Dealing with smallest childs first cold,caught from her brother who returns to school after three days in bed with it.Ellie-Mae stalwartly refuses to even entertain the idea of sleeping it off and thinks we (I) should share her every moment of it-yes,we laugh at the very idea of sleep…
Sitting in newly aqquired Breakfast room watching oldest daughter aka Arty Farty cutting fabric pieces and turning them into wonderful sellable creations for a christmas craft fare in our local town.Its like the elves and the shoemaker here.
Listening to my small dog snoring in his basket,utterly in heaven as the gales whip up outside,love is a comfy basket and a warm radiator.
Sending good luck and love to one of my oldest friends,who just found out she has the dreaded C,i cant even bring myself to say that awful word here…it strikes fear in the hearts of everyone,whether you have it or are affected by it.How can i tell her to be strong,when the very idea of it makes me crumble-we will fight it together i have told her,but thats the easy part when you are the healthy one.I wish i could take it away,i cant and i feel useless.

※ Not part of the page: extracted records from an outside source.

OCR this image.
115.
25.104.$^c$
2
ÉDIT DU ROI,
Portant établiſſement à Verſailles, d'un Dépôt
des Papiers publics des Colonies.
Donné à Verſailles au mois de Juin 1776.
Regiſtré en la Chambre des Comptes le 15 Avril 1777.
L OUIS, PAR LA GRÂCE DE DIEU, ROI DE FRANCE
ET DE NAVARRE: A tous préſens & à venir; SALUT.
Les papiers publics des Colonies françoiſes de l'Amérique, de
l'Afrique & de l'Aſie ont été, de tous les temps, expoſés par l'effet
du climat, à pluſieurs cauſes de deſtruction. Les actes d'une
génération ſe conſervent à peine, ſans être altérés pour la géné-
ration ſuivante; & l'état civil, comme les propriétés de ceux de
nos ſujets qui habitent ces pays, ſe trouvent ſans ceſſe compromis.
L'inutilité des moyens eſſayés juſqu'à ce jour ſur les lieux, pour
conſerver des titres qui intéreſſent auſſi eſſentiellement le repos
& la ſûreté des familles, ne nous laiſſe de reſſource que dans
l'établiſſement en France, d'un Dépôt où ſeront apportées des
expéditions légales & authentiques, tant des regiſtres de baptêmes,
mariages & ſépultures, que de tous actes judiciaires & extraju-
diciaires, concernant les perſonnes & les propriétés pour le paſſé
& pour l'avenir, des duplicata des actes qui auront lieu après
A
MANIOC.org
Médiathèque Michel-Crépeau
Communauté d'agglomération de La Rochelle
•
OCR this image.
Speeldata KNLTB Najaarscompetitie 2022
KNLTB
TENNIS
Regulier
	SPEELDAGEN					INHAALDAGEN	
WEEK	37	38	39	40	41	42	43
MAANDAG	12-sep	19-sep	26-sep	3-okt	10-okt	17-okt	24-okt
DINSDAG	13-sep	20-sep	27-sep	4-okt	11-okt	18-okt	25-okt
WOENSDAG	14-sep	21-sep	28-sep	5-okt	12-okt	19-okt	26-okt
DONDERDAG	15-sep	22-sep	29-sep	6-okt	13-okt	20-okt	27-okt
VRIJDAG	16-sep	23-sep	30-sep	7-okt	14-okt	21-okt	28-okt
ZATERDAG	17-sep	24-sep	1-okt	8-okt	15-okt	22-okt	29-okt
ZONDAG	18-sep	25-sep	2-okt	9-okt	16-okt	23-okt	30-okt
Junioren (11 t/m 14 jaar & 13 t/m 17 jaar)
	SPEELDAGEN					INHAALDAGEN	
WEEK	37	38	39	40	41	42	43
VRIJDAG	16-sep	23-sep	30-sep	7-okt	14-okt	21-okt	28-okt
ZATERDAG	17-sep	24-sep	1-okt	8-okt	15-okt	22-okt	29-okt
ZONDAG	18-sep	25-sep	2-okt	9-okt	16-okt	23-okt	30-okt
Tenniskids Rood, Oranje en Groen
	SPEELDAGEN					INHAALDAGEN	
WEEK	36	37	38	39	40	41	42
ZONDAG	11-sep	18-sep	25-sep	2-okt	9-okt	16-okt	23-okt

One good thing accomplished today,i rehomed our lonely kitten Persia,she is now tucked up,warm and hopefully in kitty heaven with her cat-mad new owner,a sole survivor who battled it out with chickens and ducks,who evaded neighbours blood thirsty dogs,witnessed the loss of her fellow siblings and her own mother and survived all nine lives out in the irish weather-the smallest boy now thinks i am the wicked witch of the north but i dont think Persia does!